Children's baseball tournament

The 1973 Little League World Series took place between August 21 and August 25 in South Williamsport, Pennsylvania. The Tainan City Little League of Tainan City, Taiwan, defeated the Cactus Little League of Tucson, Arizona, in the championship game of the 27th Little League World Series.

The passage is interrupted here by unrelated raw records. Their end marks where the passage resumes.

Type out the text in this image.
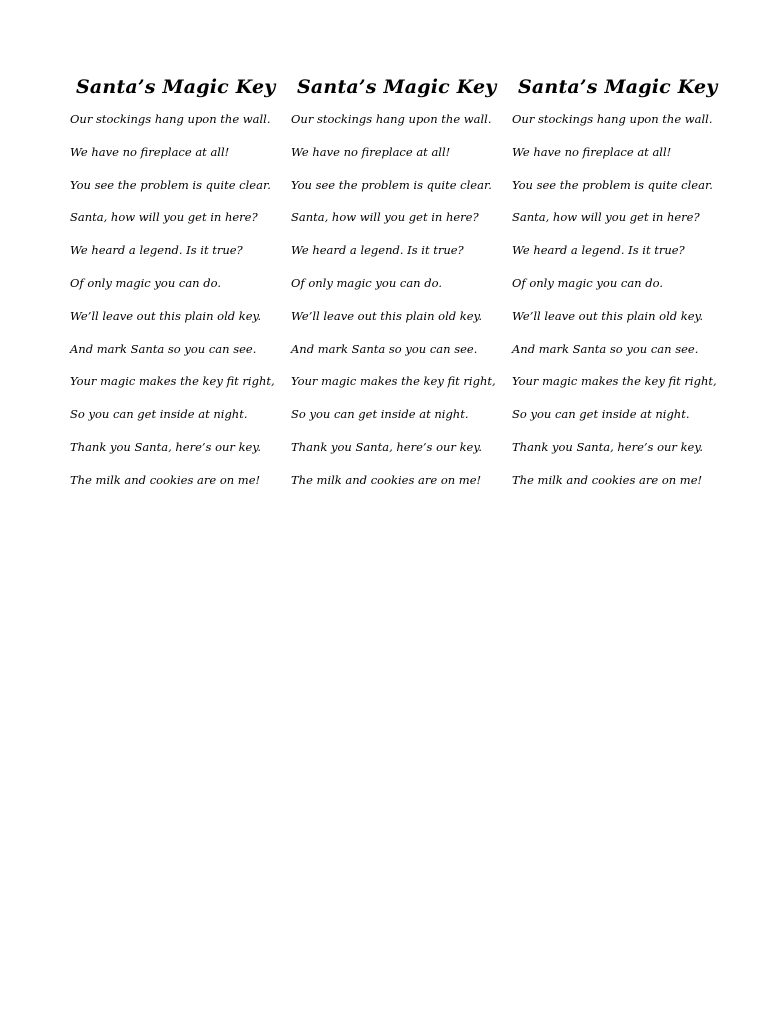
Santa’s Magic Key
Our stockings hang upon the wall.
We have no fireplace at all!
You see the problem is quite clear.
Santa, how will you get in here?
We heard a legend. Is it true?
Of only magic you can do.
We’ll leave out this plain old key.
And mark Santa so you can see.
Your magic makes the key fit right,
So you can get inside at night.
Thank you Santa, here’s our key.
The milk and cookies are on me!
Santa’s Magic Key
Our stockings hang upon the wall.
We have no fireplace at all!
You see the problem is quite clear.
Santa, how will you get in here?
We heard a legend. Is it true?
Of only magic you can do.
We’ll leave out this plain old key.
And mark Santa so you can see.
Your magic makes the key fit right,
So you can get inside at night.
Thank you Santa, here’s our key.
The milk and cookies are on me!
Santa’s Magic Key
Our stockings hang upon the wall.
We have no fireplace at all!
You see the problem is quite clear.
Santa, how will you get in here?
We heard a legend. Is it true?
Of only magic you can do.
We’ll leave out this plain old key.
And mark Santa so you can see.
Your magic makes the key fit right,
So you can get inside at night.
Thank you Santa, here’s our key.
The milk and cookies are on me!
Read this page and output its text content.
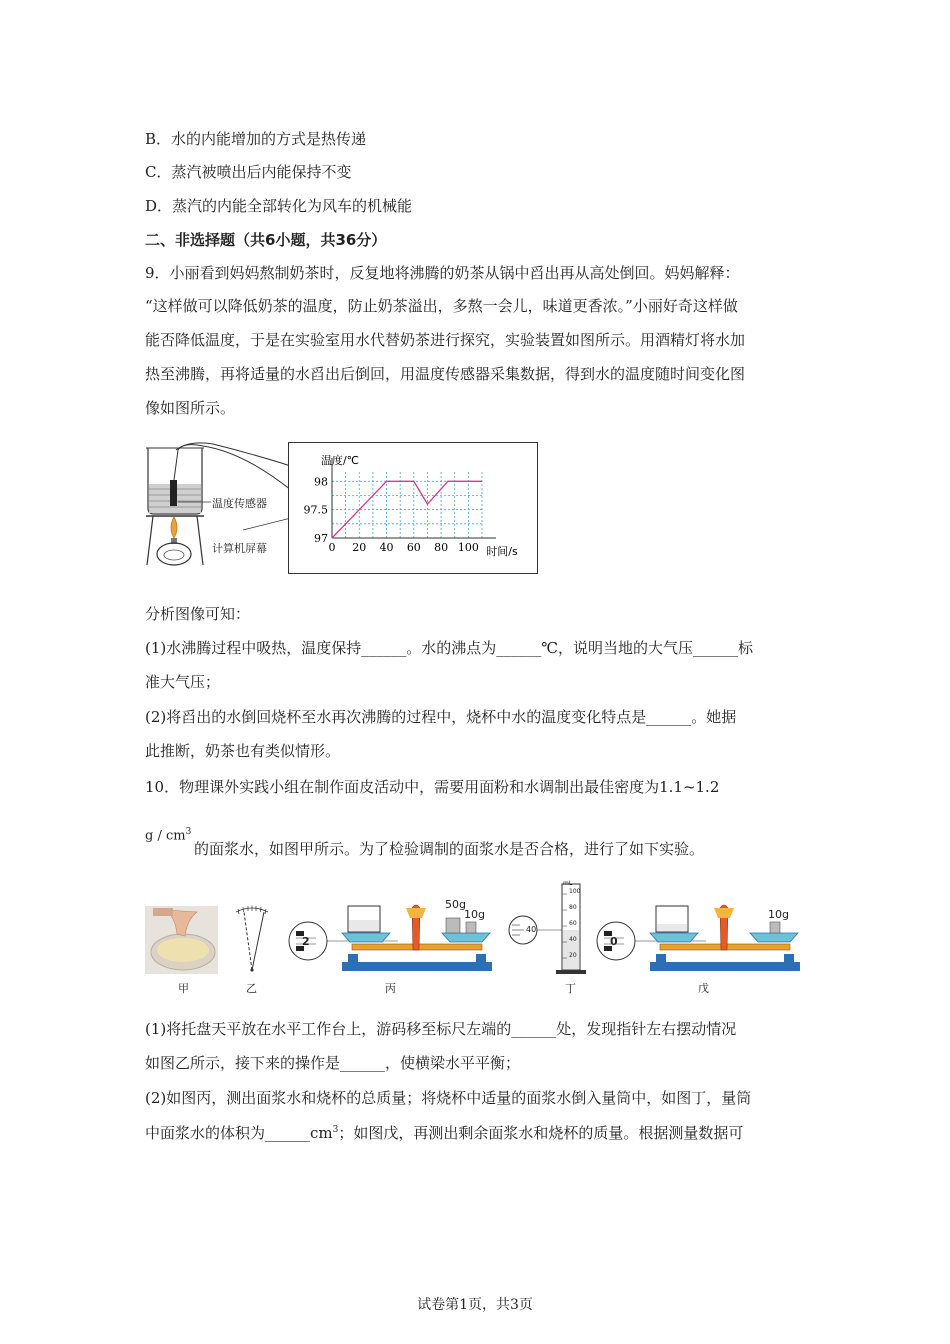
B．水的内能增加的方式是热传递
C．蒸汽被喷出后内能保持不变
D．蒸汽的内能全部转化为风车的机械能
二、非选择题（共6小题，共36分）
9．小丽看到妈妈熬制奶茶时，反复地将沸腾的奶茶从锅中舀出再从高处倒回。妈妈解释：
“这样做可以降低奶茶的温度，防止奶茶溢出，多熬一会儿，味道更香浓。”小丽好奇这样做
能否降低温度，于是在实验室用水代替奶茶进行探究，实验装置如图所示。用酒精灯将水加
热至沸腾，再将适量的水舀出后倒回，用温度传感器采集数据，得到水的温度随时间变化图
像如图所示。
温度传感器
计算机屏幕	0 20 40 60 80 100
97
97.5
98
温度/℃
时间/s
分析图像可知：
(1)水沸腾过程中吸热，温度保持______。水的沸点为______℃，说明当地的大气压______标
准大气压；
(2)将舀出的水倒回烧杯至水再次沸腾的过程中，烧杯中水的温度变化特点是______。她据
此推断，奶茶也有类似情形。
10．物理课外实践小组在制作面皮活动中，需要用面粉和水调制出最佳密度为1.1~1.2
g / $cm^3$
的面浆水，如图甲所示。为了检验调制的面浆水是否合格，进行了如下实验。
甲	乙
50g
10g
2
丙
mL
100
80
60
40
20
40
丁
10g
0
戊
(1)将托盘天平放在水平工作台上，游码移至标尺左端的______处，发现指针左右摆动情况
如图乙所示，接下来的操作是______，使横梁水平平衡；
(2)如图丙，测出面浆水和烧杯的总质量；将烧杯中适量的面浆水倒入量筒中，如图丁，量筒
中面浆水的体积为$\_\_\_\_\_\_cm^3$；如图戊，再测出剩余面浆水和烧杯的质量。根据测量数据可
试卷第1页，共3页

The champions from Taiwan did not allow a run or a hit in the entire tournament, registering no hitters in each of their three tournament games. That feat has yet to be equalled in any other Little League World Series.

==Teams==

| United States | International |
|---|---|
| Michigan Birmingham, Michigan Central Region Federal Little League | British Columbia Surrey, British Columbia CAN Canada Region Whalley Little League |
| New York Colonie, New York East Region Colonie Little League | GER Bitburg Air Base, West Germany Europe Region Bitburg Air Base Little League |
| Florida Tampa, Florida South Region Belmont Heights Little League | TWN Tainan City, Taiwan Far East Region Tainan City Little League |
| Arizona Tucson, Arizona West Region Cactus Little League | MEX Monterrey, Nuevo León, Mexico Latin America Region Mitras Little League |

==Consolation bracket==

| 1973 Little League World Series Champions |
|---|
| Tainan City Little League Tainan City, Taiwan |

==Notable players==
- Ed Vosberg (Tucson, Arizona) - Won a College World Series Championship with the University of Arizona in 1980 and an MLB World Series title with the Florida Marlins in 1997. Pitched 10 seasons in the MLB for the San Diego Padres, San Francisco Giants, Oakland Athletics, Texas Rangers, Marlins, Arizona Diamondbacks, Philadelphia Phillies, and Montreal Expos between 1986 and 2002.
- George Crum (Tampa, Florida) - Drafted in the 23rd Round of the 1980 MLB Draft by the Texas Rangers. Played 7 seasons in the minor leagues.
- Dwight Gooden (Tampa, Florida) was an integral part of the team that qualified for the LLWS but at 9 years old was too young to play at Williamsport.